On paper, the South Korean duo and other Western players could take advantage of the situation to expand their market share in China, but experts say they’re unlikely to do so given their reliance on US chip-making equipment.

Samsung and SK Hynix both make memory chips in China, but to keep those facilities running they need American equipment, which they can only continue to import with a special permit from Washington, which could be revoked at some point.

Cloudy weather

Alibaba’s cloud arm is cutting about 1,000 employeesor 7 percent of its workforce, as it prepares for a spin-off and eventual initial public offering, writes Nikkei Asia’s Cissy Zhou in Hong Kong.

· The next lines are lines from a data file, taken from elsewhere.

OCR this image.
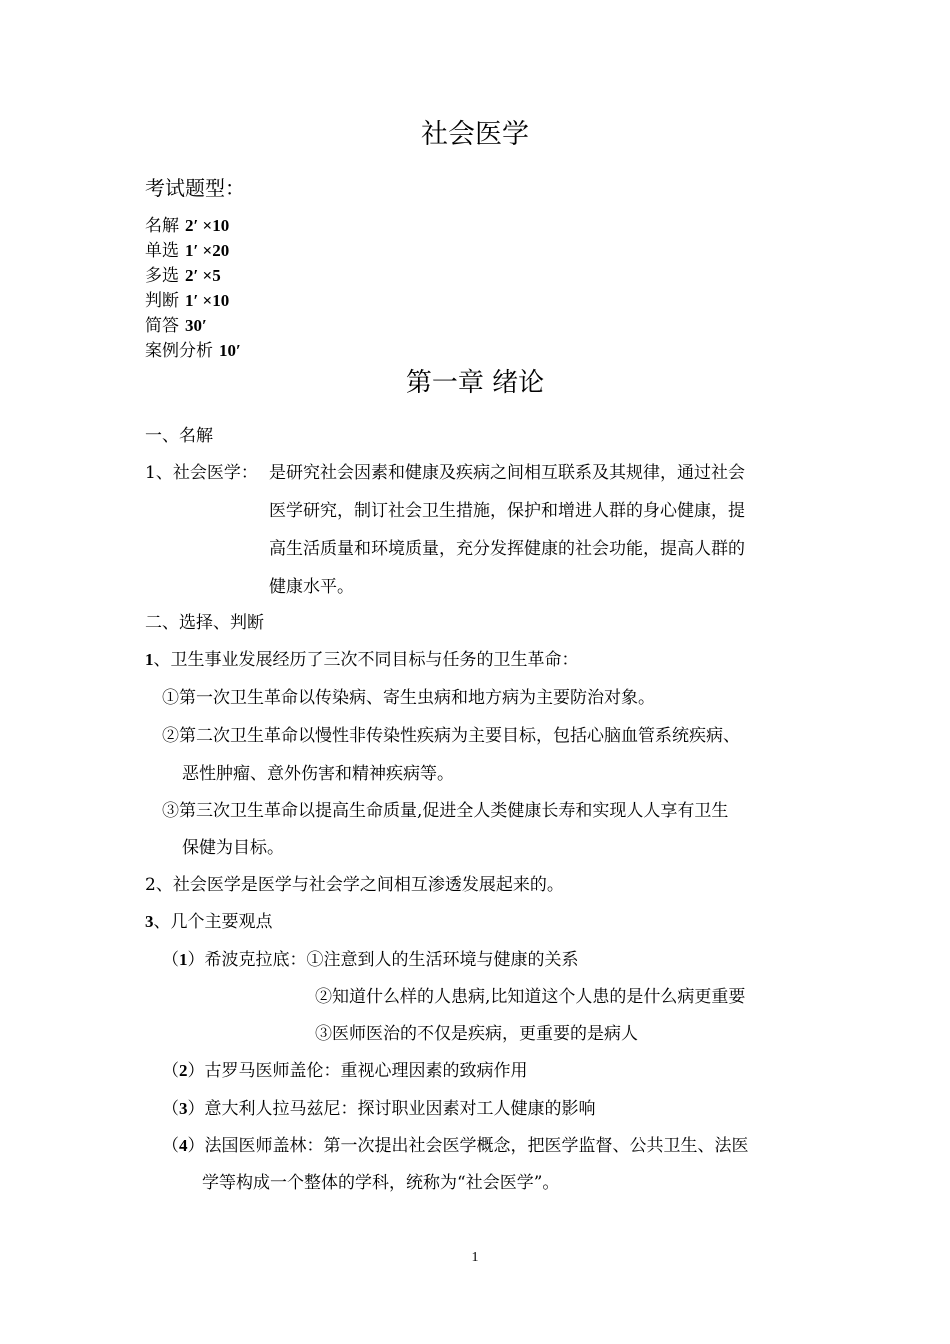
社会医学
考试题型：
名解 2′ ×10
单选 1′ ×20
多选 2′ ×5
判断 1′ ×10
简答 30′
案例分析 10′
第一章 绪论
一、名解
1、社会医学： 是研究社会因素和健康及疾病之间相互联系及其规律，通过社会
医学研究，制订社会卫生措施，保护和增进人群的身心健康，提
高生活质量和环境质量，充分发挥健康的社会功能，提高人群的
健康水平。
二、选择、判断
1、卫生事业发展经历了三次不同目标与任务的卫生革命：
①第一次卫生革命以传染病、寄生虫病和地方病为主要防治对象。
②第二次卫生革命以慢性非传染性疾病为主要目标，包括心脑血管系统疾病、
恶性肿瘤、意外伤害和精神疾病等。
③第三次卫生革命以提高生命质量,促进全人类健康长寿和实现人人享有卫生
保健为目标。
2、社会医学是医学与社会学之间相互渗透发展起来的。
3、几个主要观点
（1）希波克拉底：①注意到人的生活环境与健康的关系
②知道什么样的人患病,比知道这个人患的是什么病更重要
③医师医治的不仅是疾病，更重要的是病人
（2）古罗马医师盖伦：重视心理因素的致病作用
（3）意大利人拉马兹尼：探讨职业因素对工人健康的影响
（4）法国医师盖林：第一次提出社会医学概念，把医学监督、公共卫生、法医
学等构成一个整体的学科，统称为“社会医学”。
1
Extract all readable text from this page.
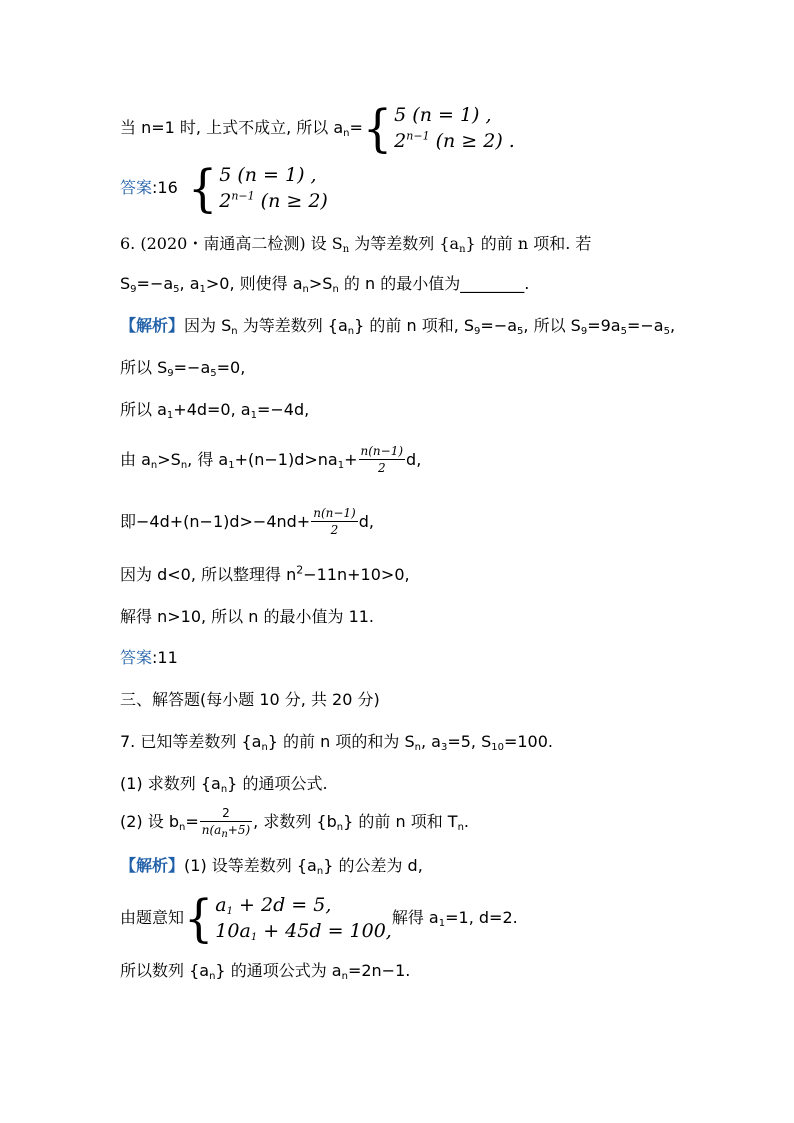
当 n=1 时, 上式不成立, 所以 $a_n=${ 5 (n = 1) ,
$2^{n-1}$ (n ≥ 2) .
答案:16 { 5 (n = 1) ,
$2^{n-1}$ (n ≥ 2)
6. (2020・南通高二检测) 设 $S_n$ 为等差数列 $\{a_n\}$ 的前 n 项和. 若
$S_9=-a_5$, $a_1>0$, 则使得 $a_n>S_n$ 的 n 的最小值为________.
【解析】因为 $S_n$ 为等差数列 $\{a_n\}$ 的前 n 项和, $S_9=-a_5$, 所以 $S_9=9a_5=-a_5$,
所以 $S_9=-a_5=0$,
所以 $a_1+4d=0$, $a_1=-4d$,
由 $a_n>S_n$, 得 $a_1+(n-1)d>na_1+ \frac{n(n-1)}{2} d$,
即$-4d+(n-1)d>-4nd+ \frac{n(n-1)}{2} d$,
因为 d<0, 所以整理得 $n^2-11n+10>0$,
解得 n>10, 所以 n 的最小值为 11.
答案:11
三、解答题(每小题 10 分, 共 20 分)
7. 已知等差数列 $\{a_n\}$ 的前 n 项的和为 $S_n$, $a_3=5$, $S_{10}=100$.
(1) 求数列 $\{a_n\}$ 的通项公式.
(2) 设 $b_n= \frac{2}{n(a_n+5)}$ , 求数列 $\{b_n\}$ 的前 n 项和 $T_n$.
【解析】(1) 设等差数列 $\{a_n\}$ 的公差为 d,
由题意知{ $a_1 + 2d = 5$,
$10a_1 + 45d = 100$,
解得 $a_1=1$, d=2.
所以数列 $\{a_n\}$ 的通项公式为 $a_n=2n-1$.
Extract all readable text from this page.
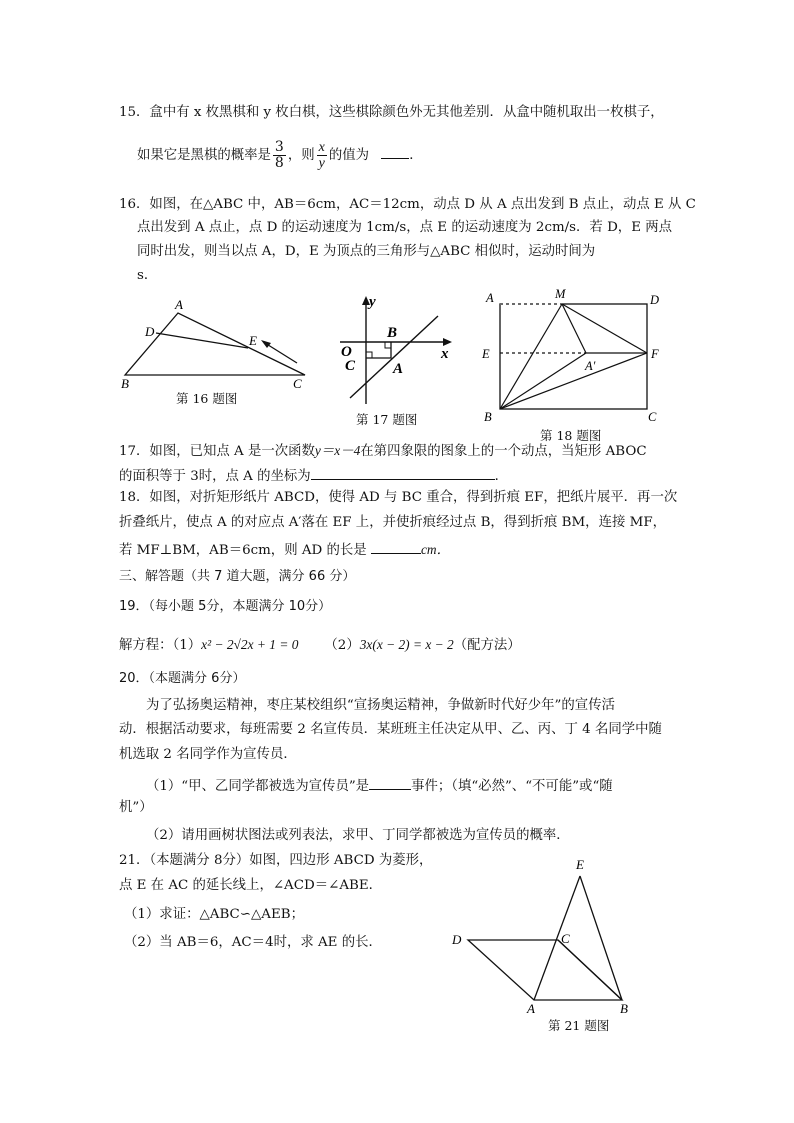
15．盒中有 x 枚黑棋和 y 枚白棋，这些棋除颜色外无其他差别．从盒中随机取出一枚棋子，
如果它是黑棋的概率是 $\frac{3}{8}$ ，则 $\frac{x}{y}$ 的值为	．
16．如图，在△ABC 中，AB＝6cm，AC＝12cm，动点 D 从 A 点出发到 B 点止，动点 E 从 C
点出发到 A 点止，点 D 的运动速度为 1cm/s，点 E 的运动速度为 2cm/s．若 D，E 两点
同时出发，则当以点 A，D，E 为顶点的三角形与△ABC 相似时，运动时间为
s．
A
D
E
B	C
第 16 题图
y
B
O
C	A
x
第 17 题图
A	M	D
E
A′
F
B	C
第 18 题图
17．如图，已知点 A 是一次函数y＝x－4在第四象限的图象上的一个动点，当矩形 ABOC
的面积等于 3时，点 A 的坐标为	．
18．如图，对折矩形纸片 ABCD，使得 AD 与 BC 重合，得到折痕 EF，把纸片展平．再一次
折叠纸片，使点 A 的对应点 A′落在 EF 上，并使折痕经过点 B，得到折痕 BM，连接 MF，
若 MF⊥BM，AB＝6cm，则 AD 的长是	cm．
三、解答题（共 7 道大题，满分 66 分）
19．（每小题 5分，本题满分 10分）
解方程：（1）x² − 2√2x + 1 = 0 （2）3x(x − 2) = x − 2（配方法）
20．（本题满分 6分）
为了弘扬奥运精神，枣庄某校组织“宣扬奥运精神，争做新时代好少年”的宣传活
动．根据活动要求，每班需要 2 名宣传员．某班班主任决定从甲、乙、丙、丁 4 名同学中随
机选取 2 名同学作为宣传员．
（1）“甲、乙同学都被选为宣传员”是	事件；（填“必然”、“不可能”或“随
机”）
（2）请用画树状图法或列表法，求甲、丁同学都被选为宣传员的概率．
21．（本题满分 8分）如图，四边形 ABCD 为菱形，
点 E 在 AC 的延长线上，∠ACD＝∠ABE．
（1）求证：△ABC∽△AEB；
（2）当 AB＝6，AC＝4时，求 AE 的长．
E
D	C
A	B
第 21 题图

Alibaba as a group has embarked on a historic restructuring that will see the tech giant split into six major business groups, with its cloud arm being one of them.

Like its peers, Alibaba has been forced to cut costs and reduce headcount recently. Last year she cut nearly 20,000 jobs and 4,500 more employees exited in the first three months of the year, leaving her with a total headcount of 235,216 at the end of March.

Alibaba is the largest public cloud service provider in China and the company is its second largest source of income after e-commerce. But renewed competition from rivals such as Huawei and the country’s three telecom operators has forced it to cut prices.

Recommended readings

  1. Vietnam’s shrimp sector adopts technology in pursuit of clean supply chain (Nikkei Asia)

  2. South Korea warns that the US could “overburden” its chip makers with China’s limits (FT)

  3. Hong Kong gives green light to retail cryptocurrency trading (Nikkei Asia)

  4. Chip wars with China risk hurting US tech, says Nvidia boss (FT)

  5. The rapid adoption of 5G in Malaysia highlights cyber vulnerabilities (Nikkei Asia)

  6. Chinese developers of flying machines are preparing to take off in 2025 (Nikkei Asia)

  7. Embracer shares plunge after $2 billion partnership deal evaporates (FT)

  8. Japanese supercomputer Fugaku to help develop homegrown generative AI (Nikkei Asia)

  9. SoftBank’s debt rating has further reduced to junk status (FT)

  10. TikTok reshapes e-commerce drive in bid to crack Western markets (FT)

#techAsia is coordinated by Katherine Creel of Nikkei Asia in Tokyo, with assistance from the FT tech desk in London.